Ağır su kabıyla dün gezdiğim yer de gördüğüm cansız bitkilerin yanına gitmeye karar verdim. Orada beyaz sandalye ve masa falan vardı. Dün boştu ancak şimdi biri oturuyordu. O kişi Kral Min miydi? Kesin oydu. Ben ondan kaçmak istedikçe o dibimde beliriyordu. Yapacak bir şey yoktu. Jimin'in verdiği görevi hızlıca halledecek ve saraya geri dönecektim.

Kral Min çay içerken ben de yakınında olan çiçekleri sulamaya başlamıştım. Günlerdir bakılmadığı ne kadar da belliydi. Eğer bugün de sulanmasaydı kesin ölürlerdi. Pembe çiçeğe parmaklarımı değdirerek güzel kokusunu içime çektim. "Sen kadar da güzelsin böyle." Dedim. Bitkilerle konuşurdum çünkü onların bizi anladığını düşünürdüm. Bazı arkadaşlarım ise bunu saçma bulurdu ama hiçbir zaman umurumda olmazdı.
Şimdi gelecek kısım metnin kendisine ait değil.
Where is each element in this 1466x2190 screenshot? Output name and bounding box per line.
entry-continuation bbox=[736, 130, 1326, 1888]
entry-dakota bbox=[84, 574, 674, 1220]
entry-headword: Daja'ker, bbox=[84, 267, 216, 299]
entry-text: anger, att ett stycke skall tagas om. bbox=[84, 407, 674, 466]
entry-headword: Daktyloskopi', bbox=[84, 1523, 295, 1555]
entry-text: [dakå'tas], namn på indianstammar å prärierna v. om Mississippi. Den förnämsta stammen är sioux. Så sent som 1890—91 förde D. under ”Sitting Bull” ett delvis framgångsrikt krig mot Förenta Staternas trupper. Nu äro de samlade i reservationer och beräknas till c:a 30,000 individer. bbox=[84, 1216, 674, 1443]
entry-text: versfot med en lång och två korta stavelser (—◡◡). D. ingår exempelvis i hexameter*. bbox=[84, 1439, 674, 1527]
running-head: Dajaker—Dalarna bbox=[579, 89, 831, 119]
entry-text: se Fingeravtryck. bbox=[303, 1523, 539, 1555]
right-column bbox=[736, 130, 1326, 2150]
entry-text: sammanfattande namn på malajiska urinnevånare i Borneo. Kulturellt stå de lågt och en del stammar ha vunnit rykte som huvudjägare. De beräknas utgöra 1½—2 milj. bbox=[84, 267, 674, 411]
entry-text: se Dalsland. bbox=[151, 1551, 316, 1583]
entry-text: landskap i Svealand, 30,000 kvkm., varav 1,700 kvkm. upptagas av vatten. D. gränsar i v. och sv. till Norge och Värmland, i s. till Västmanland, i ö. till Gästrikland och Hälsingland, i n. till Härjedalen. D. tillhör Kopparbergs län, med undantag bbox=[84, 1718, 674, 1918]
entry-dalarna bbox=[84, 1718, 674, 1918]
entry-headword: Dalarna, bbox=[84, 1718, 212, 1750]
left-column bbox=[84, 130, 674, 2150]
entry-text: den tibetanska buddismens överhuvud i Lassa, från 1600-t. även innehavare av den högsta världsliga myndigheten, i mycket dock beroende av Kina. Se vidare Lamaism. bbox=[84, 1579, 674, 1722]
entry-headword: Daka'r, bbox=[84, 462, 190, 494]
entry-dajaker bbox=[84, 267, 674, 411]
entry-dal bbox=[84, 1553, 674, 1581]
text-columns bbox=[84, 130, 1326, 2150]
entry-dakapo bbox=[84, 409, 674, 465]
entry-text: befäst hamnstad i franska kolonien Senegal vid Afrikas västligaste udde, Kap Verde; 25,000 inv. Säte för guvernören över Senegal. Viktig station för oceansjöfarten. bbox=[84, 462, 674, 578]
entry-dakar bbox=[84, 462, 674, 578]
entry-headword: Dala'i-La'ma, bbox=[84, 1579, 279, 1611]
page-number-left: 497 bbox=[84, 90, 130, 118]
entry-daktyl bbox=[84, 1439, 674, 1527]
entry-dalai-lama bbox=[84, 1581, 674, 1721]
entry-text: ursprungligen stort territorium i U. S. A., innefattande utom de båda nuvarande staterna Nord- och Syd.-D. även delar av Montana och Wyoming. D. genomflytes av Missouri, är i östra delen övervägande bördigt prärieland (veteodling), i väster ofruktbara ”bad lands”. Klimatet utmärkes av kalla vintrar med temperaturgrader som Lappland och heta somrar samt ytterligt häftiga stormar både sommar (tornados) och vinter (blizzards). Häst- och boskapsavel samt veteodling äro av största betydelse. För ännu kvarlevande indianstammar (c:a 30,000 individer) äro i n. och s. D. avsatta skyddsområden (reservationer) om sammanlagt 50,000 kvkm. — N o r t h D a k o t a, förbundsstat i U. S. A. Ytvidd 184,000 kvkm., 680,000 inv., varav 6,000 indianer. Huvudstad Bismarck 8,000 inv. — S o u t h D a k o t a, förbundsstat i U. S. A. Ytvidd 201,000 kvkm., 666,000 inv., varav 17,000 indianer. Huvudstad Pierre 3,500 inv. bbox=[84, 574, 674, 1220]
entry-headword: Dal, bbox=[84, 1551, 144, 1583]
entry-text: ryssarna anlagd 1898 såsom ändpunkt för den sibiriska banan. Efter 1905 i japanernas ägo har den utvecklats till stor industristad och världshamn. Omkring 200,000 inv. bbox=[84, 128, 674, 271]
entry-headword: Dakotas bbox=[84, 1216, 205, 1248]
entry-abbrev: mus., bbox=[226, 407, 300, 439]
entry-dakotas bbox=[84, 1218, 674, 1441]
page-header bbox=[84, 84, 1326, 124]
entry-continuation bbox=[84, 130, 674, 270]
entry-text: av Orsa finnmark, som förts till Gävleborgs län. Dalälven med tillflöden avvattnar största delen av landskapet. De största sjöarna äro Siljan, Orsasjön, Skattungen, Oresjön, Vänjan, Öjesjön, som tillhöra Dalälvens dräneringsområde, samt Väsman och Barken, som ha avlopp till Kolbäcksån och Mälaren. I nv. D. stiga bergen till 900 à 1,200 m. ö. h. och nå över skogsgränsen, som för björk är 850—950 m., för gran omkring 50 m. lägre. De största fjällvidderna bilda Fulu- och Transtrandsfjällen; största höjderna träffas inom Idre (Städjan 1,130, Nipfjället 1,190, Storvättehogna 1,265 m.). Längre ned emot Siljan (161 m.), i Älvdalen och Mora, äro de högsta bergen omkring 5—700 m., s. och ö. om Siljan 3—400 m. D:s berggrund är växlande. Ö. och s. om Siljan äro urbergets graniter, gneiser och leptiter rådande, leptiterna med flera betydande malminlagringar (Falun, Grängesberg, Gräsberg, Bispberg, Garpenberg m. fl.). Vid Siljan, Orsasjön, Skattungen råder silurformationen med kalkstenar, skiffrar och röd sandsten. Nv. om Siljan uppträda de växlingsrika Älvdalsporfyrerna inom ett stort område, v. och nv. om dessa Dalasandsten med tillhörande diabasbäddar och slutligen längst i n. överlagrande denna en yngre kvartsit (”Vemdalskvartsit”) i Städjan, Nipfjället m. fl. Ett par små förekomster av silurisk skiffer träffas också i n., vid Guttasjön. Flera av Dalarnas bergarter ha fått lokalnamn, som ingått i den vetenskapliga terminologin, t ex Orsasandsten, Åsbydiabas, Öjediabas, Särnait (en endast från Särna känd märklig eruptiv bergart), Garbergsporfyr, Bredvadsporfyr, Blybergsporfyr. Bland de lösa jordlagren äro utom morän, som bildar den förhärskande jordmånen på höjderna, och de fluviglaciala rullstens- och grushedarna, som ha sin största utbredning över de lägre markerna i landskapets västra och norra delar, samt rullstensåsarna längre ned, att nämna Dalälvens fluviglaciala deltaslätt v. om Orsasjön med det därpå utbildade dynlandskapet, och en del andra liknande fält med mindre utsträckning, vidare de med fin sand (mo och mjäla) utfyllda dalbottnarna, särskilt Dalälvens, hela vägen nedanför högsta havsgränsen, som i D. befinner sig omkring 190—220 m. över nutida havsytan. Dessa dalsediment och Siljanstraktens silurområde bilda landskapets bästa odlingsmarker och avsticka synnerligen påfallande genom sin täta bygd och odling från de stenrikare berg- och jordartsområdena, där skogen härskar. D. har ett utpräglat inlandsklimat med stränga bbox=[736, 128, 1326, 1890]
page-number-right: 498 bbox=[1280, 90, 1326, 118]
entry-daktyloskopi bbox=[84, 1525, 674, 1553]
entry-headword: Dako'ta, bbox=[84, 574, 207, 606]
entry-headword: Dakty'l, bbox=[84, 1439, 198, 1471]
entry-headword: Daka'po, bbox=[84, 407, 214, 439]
"Hava çok sıcak değil mi?" Sıradaki çiçeği sularken konuşmuş ve etrafa bakmıştım. Kral Min çayını içiyordu sadece. Ara sıra bana bakıyordu. "Hepiniz ayrı ayrı güzelsiniz." Diyerek sulamaya devam ettim. Güzellerdi ve mis gibi kokan kokuları da vardı fakat bakımları birkaç gündür yapılmadığı için çökmüşlerdi.

"Sen ne yapıyorsun öyle?" Kral Min'in yakınımdan gelen sesi ile irkilmiş ve aynı zaman da yutkunarak ayağa kalkmıştım. "Bitkileri suluyorum kralım." Dedim eğilerek. Dudaklarını ıslatırken kollarını göğsünde birleştirdi. "Bunu görüyorum ama sen konuşup duruyorsun kendi kendine. Bir hastalığın falan mı var?" Kesin beni deli zannetmişti! Zaten başka ne sanabilirdi ki?

"Ben sadece onlarla konuşuyordum." Sonralara doğru kelimeler ağzımın içinde yuvarlanmış ve anlaşılmamıştı. Benden heybetli duran kral başını sağa eğmiş ve dudakları kıvrılmıştı. Gülümsemeye çalışırken ne de güzel görünüyordu öyle. Hoseok! Sakın gözlerine bakma! Eğer oraya bakarsan kaybolursun çünkü!